Sea Shepherd Conservation Society, Sea Shepherd New Zealand Ltd., and Sea Shepherd Legal (collectively, Sea Shepherd) refuse to allow New Zealand’s Māui dolphin to follow the same tragic path as the vaquita in Mexico. Today, Sea Shepherd took decisive action to defend the Māui dolphin by formally demanding that the Trump Administration immediately ban all imports from New Zealand fisheries that are driving the Māui dolphin to extinction.

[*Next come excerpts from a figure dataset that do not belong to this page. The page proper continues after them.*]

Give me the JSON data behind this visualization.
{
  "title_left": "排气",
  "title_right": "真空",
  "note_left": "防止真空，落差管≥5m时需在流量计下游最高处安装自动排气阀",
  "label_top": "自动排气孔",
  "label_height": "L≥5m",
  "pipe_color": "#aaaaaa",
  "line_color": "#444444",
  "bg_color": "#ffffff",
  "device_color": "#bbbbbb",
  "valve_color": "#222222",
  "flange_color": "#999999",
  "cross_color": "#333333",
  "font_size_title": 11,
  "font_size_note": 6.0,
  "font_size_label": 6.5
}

Endemic to New Zealand, the Māui dolphin population has been decimated – a victim of bycatch in fisheries using gillnets and trawls. The Māui dolphin is the world’s most endangered marine dolphin. In fact, because most scientists consider the Baiji (a.k.a. the Chinese river dolphin) to be extinct, the Māui dolphin is likely the most endangered dolphin in the world.

The Scientific Committee of the International Whaling Commission (IWC) estimates that there are only 57 Māui dolphins remaining — down from approximately 2,000 in 1971. Unless action is taken immediately, the Māui dolphin will disappear forever.

The IWC, leading scientists, and even the New Zealand government all agree that the chief cause of this alarming population decline is bycatch in New Zealand fisheries.

It is an unfortunate fact that global consumers of New Zealand’s seafood exports are hastening the Māui dolphin’s slide into oblivion. Among the culprits is the U.S. seafood market, which routinely imports between 25,000 and 50,000 kilos of New Zealand snapper per month. The snapper fishery is known to use gear that ensnares Māui dolphins – and this is just one fishery among many that incidentally capture Māui dolphins.

Fortunately, we have a legal tool at our disposal to push for an import ban and encourage New Zealand to take immediate steps to save the Māui dolphin. The Marine Mammal Protection Act (MMPA) is a U.S. law that aims to reduce bycatch of marine mammals — not just in U.S. waters, but globally. Recognizing that the U.S. is a major seafood importer, Congress, through the MMPA, chose to prohibit imports from foreign fisheries that fail to prevent bycatch of marine mammals in line with U.S. standards.

There is no question that New Zealand fails to meet such standards in the case of the Māui dolphin. The current bycatch of Maui dolphins is estimated to be 2 to 4 individuals per year. This bycatch number is unnerving; the IWC Scientific Committee has concluded that “[the] human-caused death of even one individual would increase the extinction risk.”

As the U.S. government has neglected to take action on its own accord, Sea Shepherd submitted a petition for emergency rulemaking demanding that the government fulfill its MMPA obligations.

If the responsible U.S. agencies do not respond appropriately, Sea Shepherd will seek redress in court.